So, Time and Dates are hard.  When Date was a magnitude, it was easy.  Now that it is a duration, it is occassionally wrong.  Think about daylight savings time - at least one a year the day length is 25 hours, and once it is 23 hours (although in some places there are no Daylight Savings, so this isn't true, and in others, there are 2 switches, so it happens twice).  Our current implementation doesn't take this into account - which is reasonable because it is hard to take this into account without a lot of work.

If we want to keep Date as a timespan (with rough correctness), maybe we could also add in Day (as a magnitude) to work like the old Date?

For what it is worth, I spend >80% of my time working with dates/timestamps, trying to turn them into Magnitudes for manipulations.  The other 20%, I really enjoy them as timespans with locales since I deal with times from around the world.  But the two uses are not quite easy to deal with - doable, just not quite intuitive.

-cbc

On Mon, Jun 27, 2016 at 3:41 AM, Bert Freudenberg <bert@freudenbergs.de> wrote:
On Mon, Jun 27, 2016 at 5:30 AM, David T. Lewis <lewis@mail.msen.com> wrote:
A bit off topic, but is is worth asking:
If we really want to model Date as a position on a continuum of date
values, and if we think that the implementation of Date as a kind of
Timespan is not right, then shouldn't we just consider going back to
the earlier (Squeak 3.6 and earlier) implementation of Date as a Magnitude,
rather than Date as a Timespan?

I think this is a very relevant question. We may have to distinguish a Day from a Date.

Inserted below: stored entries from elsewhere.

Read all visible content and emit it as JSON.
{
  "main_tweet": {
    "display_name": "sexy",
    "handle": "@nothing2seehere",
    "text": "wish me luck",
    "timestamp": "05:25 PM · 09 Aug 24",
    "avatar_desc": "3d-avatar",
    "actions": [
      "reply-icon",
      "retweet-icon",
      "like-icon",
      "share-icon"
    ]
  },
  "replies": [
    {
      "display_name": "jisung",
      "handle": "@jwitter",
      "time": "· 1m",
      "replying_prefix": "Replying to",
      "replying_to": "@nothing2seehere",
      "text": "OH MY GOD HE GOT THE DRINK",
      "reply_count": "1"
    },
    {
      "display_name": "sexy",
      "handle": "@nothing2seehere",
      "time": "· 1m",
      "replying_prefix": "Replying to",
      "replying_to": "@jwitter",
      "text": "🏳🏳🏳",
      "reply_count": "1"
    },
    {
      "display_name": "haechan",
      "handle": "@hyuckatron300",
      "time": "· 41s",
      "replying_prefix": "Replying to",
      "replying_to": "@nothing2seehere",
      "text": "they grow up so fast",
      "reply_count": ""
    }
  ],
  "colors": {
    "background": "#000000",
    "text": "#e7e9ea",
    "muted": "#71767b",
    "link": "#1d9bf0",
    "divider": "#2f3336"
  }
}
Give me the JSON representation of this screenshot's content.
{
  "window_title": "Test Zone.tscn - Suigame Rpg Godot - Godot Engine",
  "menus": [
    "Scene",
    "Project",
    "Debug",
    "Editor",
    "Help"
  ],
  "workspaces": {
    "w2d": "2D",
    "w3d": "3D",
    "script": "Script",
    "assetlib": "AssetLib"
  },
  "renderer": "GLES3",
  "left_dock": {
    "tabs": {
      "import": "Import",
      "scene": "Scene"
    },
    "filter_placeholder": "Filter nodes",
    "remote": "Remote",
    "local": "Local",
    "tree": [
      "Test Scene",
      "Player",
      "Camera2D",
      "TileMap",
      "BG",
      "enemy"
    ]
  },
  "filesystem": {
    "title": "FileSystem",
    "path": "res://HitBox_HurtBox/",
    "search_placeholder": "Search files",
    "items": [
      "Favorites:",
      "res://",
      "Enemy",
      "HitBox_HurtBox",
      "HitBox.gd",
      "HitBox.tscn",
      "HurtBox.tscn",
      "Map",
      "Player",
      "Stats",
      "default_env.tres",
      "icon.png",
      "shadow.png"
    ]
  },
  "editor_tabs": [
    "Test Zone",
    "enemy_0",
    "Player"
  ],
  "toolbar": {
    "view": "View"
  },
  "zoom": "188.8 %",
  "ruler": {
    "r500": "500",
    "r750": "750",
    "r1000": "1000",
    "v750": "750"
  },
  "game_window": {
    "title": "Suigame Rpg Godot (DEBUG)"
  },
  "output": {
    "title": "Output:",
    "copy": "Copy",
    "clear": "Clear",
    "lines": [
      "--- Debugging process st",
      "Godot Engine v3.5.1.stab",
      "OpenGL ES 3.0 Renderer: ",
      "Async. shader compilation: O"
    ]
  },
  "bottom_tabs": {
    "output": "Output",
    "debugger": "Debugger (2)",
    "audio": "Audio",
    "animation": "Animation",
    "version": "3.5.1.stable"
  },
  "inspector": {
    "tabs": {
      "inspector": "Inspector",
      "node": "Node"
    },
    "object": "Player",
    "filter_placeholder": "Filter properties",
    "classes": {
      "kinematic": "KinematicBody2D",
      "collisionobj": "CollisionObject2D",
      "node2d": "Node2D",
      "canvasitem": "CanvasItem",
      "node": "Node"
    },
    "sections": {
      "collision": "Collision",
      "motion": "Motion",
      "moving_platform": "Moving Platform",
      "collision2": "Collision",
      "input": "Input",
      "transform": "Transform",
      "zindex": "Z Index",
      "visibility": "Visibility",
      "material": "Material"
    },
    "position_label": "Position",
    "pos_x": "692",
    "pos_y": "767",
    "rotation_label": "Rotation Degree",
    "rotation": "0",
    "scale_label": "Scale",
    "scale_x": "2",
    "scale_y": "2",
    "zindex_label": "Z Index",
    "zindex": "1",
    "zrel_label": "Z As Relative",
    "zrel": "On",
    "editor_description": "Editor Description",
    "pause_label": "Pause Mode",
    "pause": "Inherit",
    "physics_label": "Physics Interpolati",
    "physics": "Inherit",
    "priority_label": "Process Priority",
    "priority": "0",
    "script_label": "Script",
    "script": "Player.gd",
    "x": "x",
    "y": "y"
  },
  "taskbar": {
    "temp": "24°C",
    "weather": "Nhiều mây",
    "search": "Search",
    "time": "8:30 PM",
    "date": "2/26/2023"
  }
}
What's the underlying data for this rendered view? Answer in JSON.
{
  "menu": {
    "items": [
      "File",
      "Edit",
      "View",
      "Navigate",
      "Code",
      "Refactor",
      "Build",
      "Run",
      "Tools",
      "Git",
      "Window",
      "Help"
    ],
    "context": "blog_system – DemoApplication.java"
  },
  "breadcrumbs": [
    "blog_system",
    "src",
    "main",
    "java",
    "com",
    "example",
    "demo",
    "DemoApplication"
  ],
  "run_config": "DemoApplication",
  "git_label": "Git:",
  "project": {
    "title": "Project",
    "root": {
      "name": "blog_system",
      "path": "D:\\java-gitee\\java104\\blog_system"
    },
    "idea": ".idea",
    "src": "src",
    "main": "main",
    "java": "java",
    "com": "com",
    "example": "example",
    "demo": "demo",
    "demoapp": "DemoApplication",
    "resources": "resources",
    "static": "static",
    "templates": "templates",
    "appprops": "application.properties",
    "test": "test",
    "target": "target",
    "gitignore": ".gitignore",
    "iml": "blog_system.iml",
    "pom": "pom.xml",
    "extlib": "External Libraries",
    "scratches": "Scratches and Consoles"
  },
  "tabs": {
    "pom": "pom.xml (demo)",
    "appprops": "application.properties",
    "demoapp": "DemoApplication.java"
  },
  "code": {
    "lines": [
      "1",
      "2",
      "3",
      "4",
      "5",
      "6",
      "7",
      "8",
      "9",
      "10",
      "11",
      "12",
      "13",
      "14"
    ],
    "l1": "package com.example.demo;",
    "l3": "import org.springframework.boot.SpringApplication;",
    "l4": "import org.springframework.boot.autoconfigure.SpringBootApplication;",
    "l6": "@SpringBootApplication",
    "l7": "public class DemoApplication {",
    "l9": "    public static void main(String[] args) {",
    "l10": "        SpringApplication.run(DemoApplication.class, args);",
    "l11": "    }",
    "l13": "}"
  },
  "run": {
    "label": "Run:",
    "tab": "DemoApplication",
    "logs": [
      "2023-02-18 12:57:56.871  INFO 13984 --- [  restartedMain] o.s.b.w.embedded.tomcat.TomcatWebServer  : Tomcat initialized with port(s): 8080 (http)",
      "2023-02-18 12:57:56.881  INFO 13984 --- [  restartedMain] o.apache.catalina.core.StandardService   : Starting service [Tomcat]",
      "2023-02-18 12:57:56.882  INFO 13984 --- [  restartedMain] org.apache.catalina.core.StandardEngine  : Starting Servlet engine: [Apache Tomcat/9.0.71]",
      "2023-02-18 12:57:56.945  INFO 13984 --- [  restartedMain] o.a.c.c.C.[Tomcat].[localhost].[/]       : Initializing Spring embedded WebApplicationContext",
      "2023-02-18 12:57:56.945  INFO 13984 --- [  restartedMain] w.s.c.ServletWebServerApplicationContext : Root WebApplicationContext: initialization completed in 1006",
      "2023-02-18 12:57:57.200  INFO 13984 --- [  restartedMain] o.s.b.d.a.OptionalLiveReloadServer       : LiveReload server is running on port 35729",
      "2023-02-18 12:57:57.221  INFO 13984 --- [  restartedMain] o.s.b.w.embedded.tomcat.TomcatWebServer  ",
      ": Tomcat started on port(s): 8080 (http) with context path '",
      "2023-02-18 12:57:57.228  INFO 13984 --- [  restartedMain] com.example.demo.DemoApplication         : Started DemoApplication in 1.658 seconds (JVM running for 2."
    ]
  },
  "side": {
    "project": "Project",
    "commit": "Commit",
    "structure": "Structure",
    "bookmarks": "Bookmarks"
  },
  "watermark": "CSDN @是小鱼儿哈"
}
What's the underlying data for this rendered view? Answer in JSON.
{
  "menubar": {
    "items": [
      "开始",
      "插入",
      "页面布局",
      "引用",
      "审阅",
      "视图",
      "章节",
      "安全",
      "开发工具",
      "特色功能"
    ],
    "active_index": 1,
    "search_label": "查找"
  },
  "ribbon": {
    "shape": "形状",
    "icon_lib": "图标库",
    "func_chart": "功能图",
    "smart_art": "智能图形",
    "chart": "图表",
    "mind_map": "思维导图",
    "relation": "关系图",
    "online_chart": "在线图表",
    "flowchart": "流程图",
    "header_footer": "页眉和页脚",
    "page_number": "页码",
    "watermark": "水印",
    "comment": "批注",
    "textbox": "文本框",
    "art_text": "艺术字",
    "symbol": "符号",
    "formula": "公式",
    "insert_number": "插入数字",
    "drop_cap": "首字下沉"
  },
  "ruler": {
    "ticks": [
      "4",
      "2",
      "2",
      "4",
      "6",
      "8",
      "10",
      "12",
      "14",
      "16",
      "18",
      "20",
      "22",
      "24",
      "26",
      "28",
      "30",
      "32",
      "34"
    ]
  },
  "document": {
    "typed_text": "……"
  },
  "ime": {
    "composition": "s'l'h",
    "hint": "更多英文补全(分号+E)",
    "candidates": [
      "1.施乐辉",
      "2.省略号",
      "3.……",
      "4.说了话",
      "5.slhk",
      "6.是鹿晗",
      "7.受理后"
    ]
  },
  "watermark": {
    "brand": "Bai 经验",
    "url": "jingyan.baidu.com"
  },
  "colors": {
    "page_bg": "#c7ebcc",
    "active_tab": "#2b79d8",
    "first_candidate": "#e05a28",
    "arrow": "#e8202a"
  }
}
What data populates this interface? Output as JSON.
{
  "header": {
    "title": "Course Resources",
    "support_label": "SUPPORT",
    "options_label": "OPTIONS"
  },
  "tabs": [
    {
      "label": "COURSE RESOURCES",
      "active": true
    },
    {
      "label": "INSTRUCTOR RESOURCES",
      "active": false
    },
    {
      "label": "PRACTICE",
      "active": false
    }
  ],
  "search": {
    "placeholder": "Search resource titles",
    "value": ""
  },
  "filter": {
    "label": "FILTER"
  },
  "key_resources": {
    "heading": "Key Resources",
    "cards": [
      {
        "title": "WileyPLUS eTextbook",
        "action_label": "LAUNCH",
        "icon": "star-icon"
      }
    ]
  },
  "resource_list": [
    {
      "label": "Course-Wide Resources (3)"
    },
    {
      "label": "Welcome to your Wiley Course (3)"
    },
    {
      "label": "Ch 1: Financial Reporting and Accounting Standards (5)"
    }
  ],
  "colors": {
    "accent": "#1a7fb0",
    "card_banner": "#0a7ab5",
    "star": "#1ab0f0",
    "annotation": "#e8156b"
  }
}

IMHO a birthday is a perfect example. It's defined by a day+month+year. If I was traveling I would celebrate the birthday in local time, so the generic "birthday" needs to compare equal to all the local dates independent of time zone.

This is how Dates worked before we made them Timespans (because they had no time, and hence no time zone). And this is also how they worked after I added the "nil" offset hack (which ignores the timezone). But it's a hack, not a good design. I'm not entirely sure what a good design would look like that also does not break old code.